To you this seems reasonable, because e.g. $ and benchmarks are not the right way to measure the kinds of impacts we care about. That’s fine, you can propose something other than $ or measurable benchmarks. If you can’t propose anything, I’m skeptical.

In other words, if Eliezer doesn’t care about boring things like Penn Treebank, then he should talk about interesting things, and Paul will predict AI will be gradual in those too. Number of jobs cost/year? Amount of money produced by the AI industry? Destructiveness of the worst superweapon invented by AI? (did you hear that an AI asked to invent superweapons recently reinvented VX nerve gas after only six hours’ computation?)

Eliezer has already talked about why he doesn’t expect abstracted AI progress to show immediate results in terms of jobs, etc, and Paul knows this. I think Paul is trying to use a kind of argument from incredulity that AI genuinely wouldn’t have any meaningful effects that can be traced in a gradual pattern.

And The Winner Is…

…Paul absolutely, Eliezer directionally.

This is the Metaculus forecasting question corresponding to Paul’s preferred formulation of hard/soft takeoff. Metaculans think there’s a 69% chance it’s true. But it fell by about 4% after the debate, suggesting that some people got won over to Eliezer’s point of view.

Rafael Harth tried to get the same information with a simple survey, and got similar results: on a scale of 1 (strongly Paul) to 9 (strongly Eliezer), the median moved from a 5 to a 7.

Should this make us more concerned? Less concerned? I’ll give the last word to Raemon, who argues that both scenarios are concerning for different reasons:

I totally think there are people who sort of nod along with Paul, using it as an excuse to believe in a rosier world where things are more comprehensible and they can imagine themselves doing useful things without having a plan for solving the actual hard problems.
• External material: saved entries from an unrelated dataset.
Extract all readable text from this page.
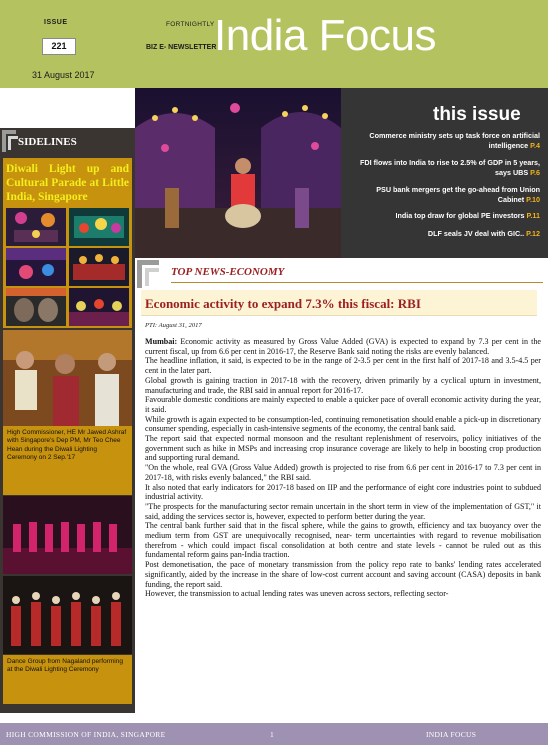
ISSUE
221
31 August 2017
FORTNIGHTLY
BIZ E- NEWSLETTER
India Focus
SIDELINES
Diwali Light up and Cultural Parade at Little India, Singapore
High Commissioner, HE Mr Jawed Ashraf with Singapore's Dep PM, Mr Teo Chee Hean during the Diwali Lighting Ceremony on 2 Sep.'17
Dance Group from Nagaland performing at the Diwali Lighting Ceremony
this issue
Commerce ministry sets up task force on artificial intelligence P.4
FDI flows into India to rise to 2.5% of GDP in 5 years, says UBS P.6
PSU bank mergers get the go-ahead from Union Cabinet P.10
India top draw for global PE investors P.11
DLF seals JV deal with GIC.. P.12
TOP NEWS-ECONOMY
Economic activity to expand 7.3% this fiscal: RBI
PTI: August 31, 2017

Mumbai: Economic activity as measured by Gross Value Added (GVA) is expected to expand by 7.3 per cent in the current fiscal, up from 6.6 per cent in 2016-17, the Reserve Bank said noting the risks are evenly balanced.

The headline inflation, it said, is expected to be in the range of 2-3.5 per cent in the first half of 2017-18 and 3.5-4.5 per cent in the later part.

Global growth is gaining traction in 2017-18 with the recovery, driven primarily by a cyclical upturn in investment, manufacturing and trade, the RBI said in annual report for 2016-17.

Favourable domestic conditions are mainly expected to enable a quicker pace of overall economic activity during the year, it said.

While growth is again expected to be consumption-led, continuing remonetisation should enable a pick-up in discretionary consumer spending, especially in cash-intensive segments of the economy, the central bank said.

The report said that expected normal monsoon and the resultant replenishment of reservoirs, policy initiatives of the government such as hike in MSPs and increasing crop insurance coverage are likely to help in boosting crop production and supporting rural demand.

"On the whole, real GVA (Gross Value Added) growth is projected to rise from 6.6 per cent in 2016-17 to 7.3 per cent in 2017-18, with risks evenly balanced," the RBI said.

It also noted that early indicators for 2017-18 based on IIP and the performance of eight core industries point to subdued industrial activity.

"The prospects for the manufacturing sector remain uncertain in the short term in view of the implementation of GST," it said, adding the services sector is, however, expected to perform better during the year.

The central bank further said that in the fiscal sphere, while the gains to growth, efficiency and tax buoyancy over the medium term from GST are unequivocally recognised, near- term uncertainties with regard to revenue mobilisation therefrom - which could impact fiscal consolidation at both centre and state levels - cannot be ruled out as this fundamental reform gains pan-India traction.

Post demonetisation, the pace of monetary transmission from the policy repo rate to banks' lending rates accelerated significantly, aided by the increase in the share of low-cost current account and saving account (CASA) deposits in bank funding, the report said.

However, the transmission to actual lending rates was uneven across sectors, reflecting sector-

HIGH COMMISSION OF INDIA, SINGAPORE	1	INDIA FOCUS
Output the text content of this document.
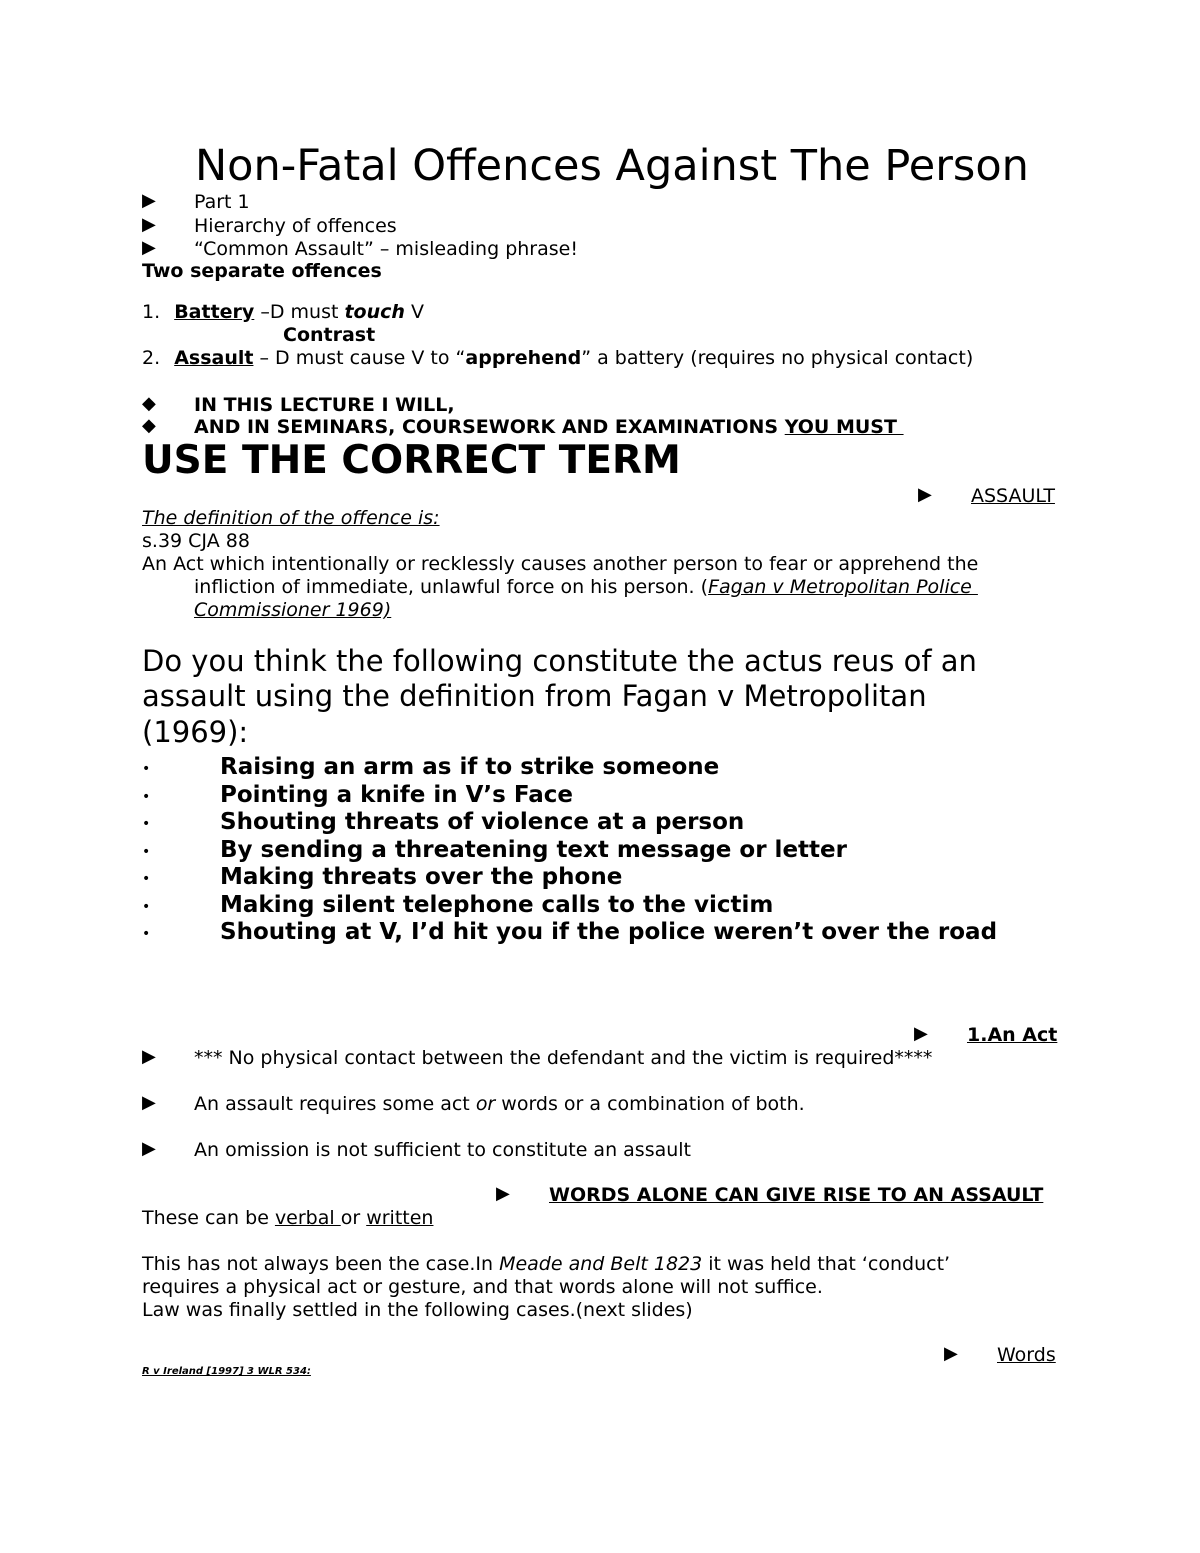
Non-Fatal Offences Against The Person
▶ Part 1
▶ Hierarchy of offences
▶ “Common Assault” – misleading phrase!
Two separate offences
1. Battery –D must touch V
Contrast
2. Assault – D must cause V to “apprehend” a battery (requires no physical contact)
◆ IN THIS LECTURE I WILL,
◆ AND IN SEMINARS, COURSEWORK AND EXAMINATIONS YOU MUST
USE THE CORRECT TERM
▶ ASSAULT
The definition of the offence is:
s.39 CJA 88
An Act which intentionally or recklessly causes another person to fear or apprehend the
infliction of immediate, unlawful force on his person. (Fagan v Metropolitan Police
Commissioner 1969)
Do you think the following constitute the actus reus of an
assault using the definition from Fagan v Metropolitan
(1969):
•	Raising an arm as if to strike someone
•	Pointing a knife in V’s Face
•	Shouting threats of violence at a person
•	By sending a threatening text message or letter
•	Making threats over the phone
•	Making silent telephone calls to the victim
•	Shouting at V, I’d hit you if the police weren’t over the road
▶ 1.An Act
▶ *** No physical contact between the defendant and the victim is required****
▶ An assault requires some act or words or a combination of both.
▶ An omission is not sufficient to constitute an assault
▶ WORDS ALONE CAN GIVE RISE TO AN ASSAULT
These can be verbal or written
This has not always been the case.In Meade and Belt 1823 it was held that ‘conduct’
requires a physical act or gesture, and that words alone will not suffice.
Law was finally settled in the following cases.(next slides)
▶ Words
R v Ireland [1997] 3 WLR 534:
Those types of people exist. I think there’s some important work to be done in confronting them with the hard problem at hand.
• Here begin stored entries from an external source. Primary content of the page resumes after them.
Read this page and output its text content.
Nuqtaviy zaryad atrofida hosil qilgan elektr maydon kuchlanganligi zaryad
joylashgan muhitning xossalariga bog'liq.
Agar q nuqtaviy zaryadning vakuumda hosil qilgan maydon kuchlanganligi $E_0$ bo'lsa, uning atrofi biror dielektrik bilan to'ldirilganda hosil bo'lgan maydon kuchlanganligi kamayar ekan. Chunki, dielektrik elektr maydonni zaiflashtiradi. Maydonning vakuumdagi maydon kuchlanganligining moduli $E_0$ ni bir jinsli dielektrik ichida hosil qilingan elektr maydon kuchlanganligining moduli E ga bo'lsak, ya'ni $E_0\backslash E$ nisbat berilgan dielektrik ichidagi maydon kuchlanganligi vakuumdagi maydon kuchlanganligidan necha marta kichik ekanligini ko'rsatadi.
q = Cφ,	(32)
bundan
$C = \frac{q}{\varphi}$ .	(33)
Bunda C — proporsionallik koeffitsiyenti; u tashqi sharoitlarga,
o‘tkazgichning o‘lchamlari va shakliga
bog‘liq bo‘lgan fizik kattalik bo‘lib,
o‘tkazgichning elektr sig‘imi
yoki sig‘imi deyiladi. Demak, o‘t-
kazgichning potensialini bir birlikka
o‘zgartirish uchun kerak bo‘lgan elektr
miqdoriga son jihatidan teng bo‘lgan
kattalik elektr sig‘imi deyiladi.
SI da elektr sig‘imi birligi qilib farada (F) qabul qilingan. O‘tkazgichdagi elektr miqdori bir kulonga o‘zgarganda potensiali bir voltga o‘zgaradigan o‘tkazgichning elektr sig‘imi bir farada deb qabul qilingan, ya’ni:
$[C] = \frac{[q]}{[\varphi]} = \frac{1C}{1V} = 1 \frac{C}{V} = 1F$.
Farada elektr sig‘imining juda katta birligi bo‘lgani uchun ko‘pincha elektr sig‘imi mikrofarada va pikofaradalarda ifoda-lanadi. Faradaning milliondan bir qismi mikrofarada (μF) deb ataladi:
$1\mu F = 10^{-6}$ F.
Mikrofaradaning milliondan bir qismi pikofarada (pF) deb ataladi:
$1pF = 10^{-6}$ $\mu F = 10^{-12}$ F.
But, also… Paul’s world AFAICT isn’t actually rosier. It’s potentially more frightening to me. In Smooth Takeoff world, you can’t carefully plan your pivotal act with an assumption that the strategic landscape will remain roughly the same by the time you’re able to execute on it. Surprising partial-gameboard-changing things could happen that affect what sort of actions are tractable. Also, dumb, boring ML systems run amok could kill everyone before we even get to the part where recursive self improving consequentialists eradicate everyone.
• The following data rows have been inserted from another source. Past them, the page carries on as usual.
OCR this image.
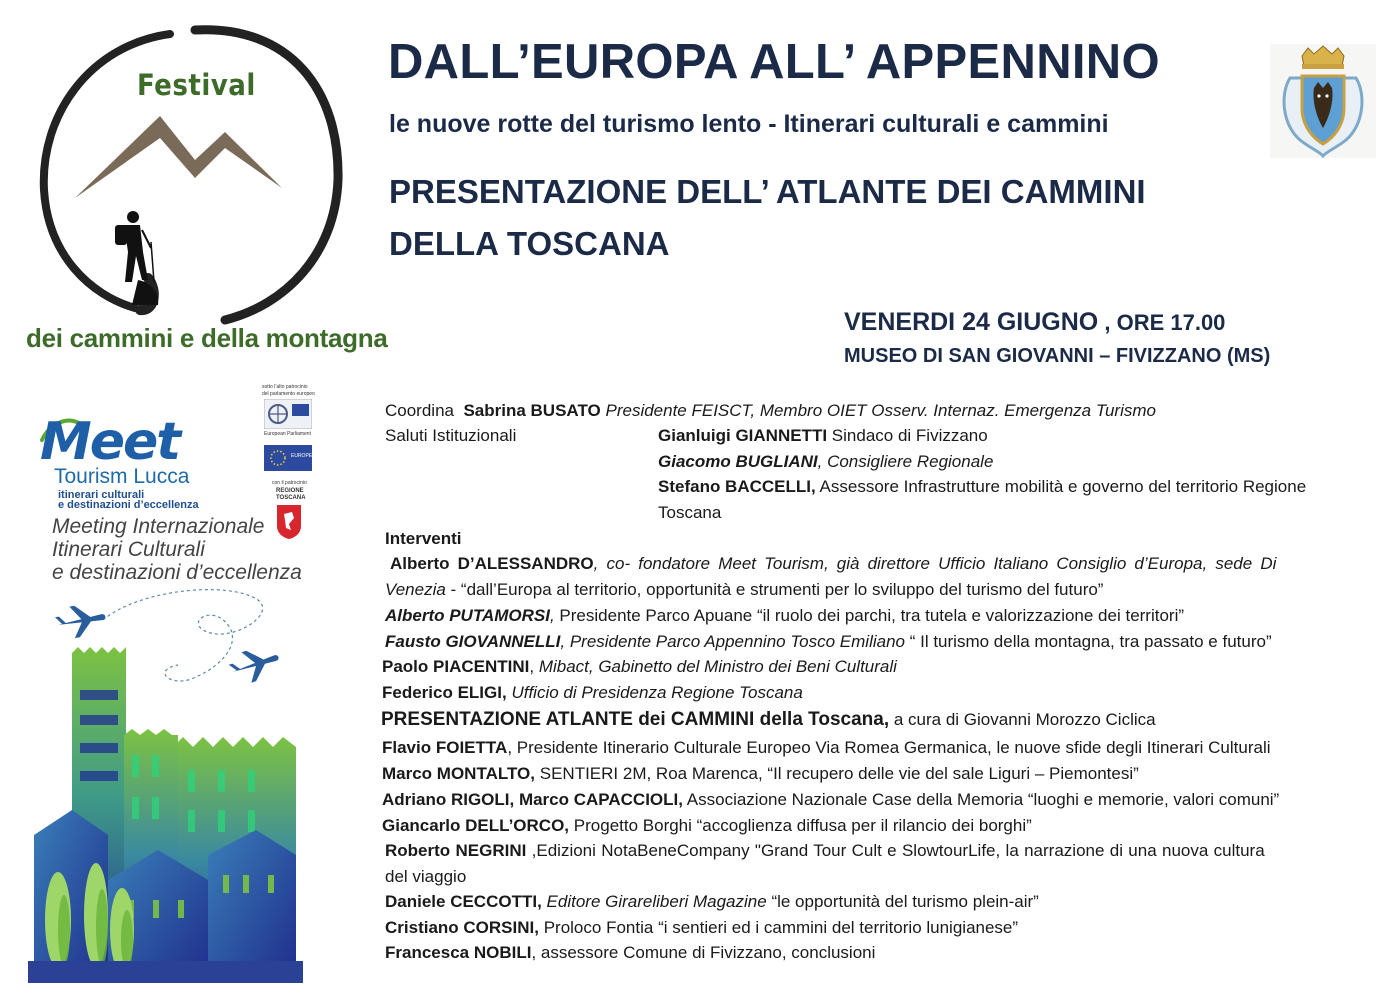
Festival
dei cammini e della montagna
DALL’EUROPA ALL’ APPENNINO
le nuove rotte del turismo lento - Itinerari culturali e cammini
PRESENTAZIONE DELL’ ATLANTE DEI CAMMINI
DELLA TOSCANA
VENERDI 24 GIUGNO , ORE 17.00
MUSEO DI SAN GIOVANNI – FIVIZZANO (MS)
Meet
Tourism Lucca
itinerari culturali
e destinazioni d’eccellenza
Meeting Internazionale
Itinerari Culturali
e destinazioni d’eccellenza
sotto l’alto patrocinio
del parlamento europeo
European Parliament
EUROPE
con il patrocinio
REGIONE
TOSCANA
Coordina Sabrina BUSATO Presidente FEISCT, Membro OIET Osserv. Internaz. Emergenza Turismo
Saluti Istituzionali	Gianluigi GIANNETTI Sindaco di Fivizzano
Giacomo BUGLIANI, Consigliere Regionale
Stefano BACCELLI, Assessore Infrastrutture mobilità e governo del territorio Regione
Toscana
Interventi
Alberto D’ALESSANDRO, co- fondatore Meet Tourism, già direttore Ufficio Italiano Consiglio d’Europa, sede Di
Venezia - “dall’Europa al territorio, opportunità e strumenti per lo sviluppo del turismo del futuro”
Alberto PUTAMORSI, Presidente Parco Apuane “il ruolo dei parchi, tra tutela e valorizzazione dei territori”
Fausto GIOVANNELLI, Presidente Parco Appennino Tosco Emiliano “ Il turismo della montagna, tra passato e futuro”
Paolo PIACENTINI, Mibact, Gabinetto del Ministro dei Beni Culturali
Federico ELIGI, Ufficio di Presidenza Regione Toscana
PRESENTAZIONE ATLANTE dei CAMMINI della Toscana, a cura di Giovanni Morozzo Ciclica
Flavio FOIETTA, Presidente Itinerario Culturale Europeo Via Romea Germanica, le nuove sfide degli Itinerari Culturali
Marco MONTALTO, SENTIERI 2M, Roa Marenca, “Il recupero delle vie del sale Liguri – Piemontesi”
Adriano RIGOLI, Marco CAPACCIOLI, Associazione Nazionale Case della Memoria “luoghi e memorie, valori comuni”
Giancarlo DELL’ORCO, Progetto Borghi “accoglienza diffusa per il rilancio dei borghi”
Roberto NEGRINI ,Edizioni NotaBeneCompany "Grand Tour Cult e SlowtourLife, la narrazione di una nuova cultura
del viaggio
Daniele CECCOTTI, Editore Girareliberi Magazine “le opportunità del turismo plein-air”
Cristiano CORSINI, Proloco Fontia “i sentieri ed i cammini del territorio lunigianese”
Francesca NOBILI, assessore Comune di Fivizzano, conclusioni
I think there is still something seductive about this world – dumb, boring ML systems run amok feels like the sort of problem that is easier to reason about and maybe solve. (I don’t think it’s actually necessarily easier to solve, but I think it can feel that way, whether it’s easier or not). And if you solve ML-run-amok-problems, you still end up dead from recursive-self-improving-consequentialists if you didn’t have a plan for them.

As usual, I think the takeaway is “everyone is uncertain enough on this point that it’s worth being prepared for either scenario. Also, we are bottlenecked mostly by ideas and less by other resources, so if anyone has ideas for dealing with either scenario we should carry them out, while worrying about the relative likelihood of each only in the few cases where there are real tradeoffs.”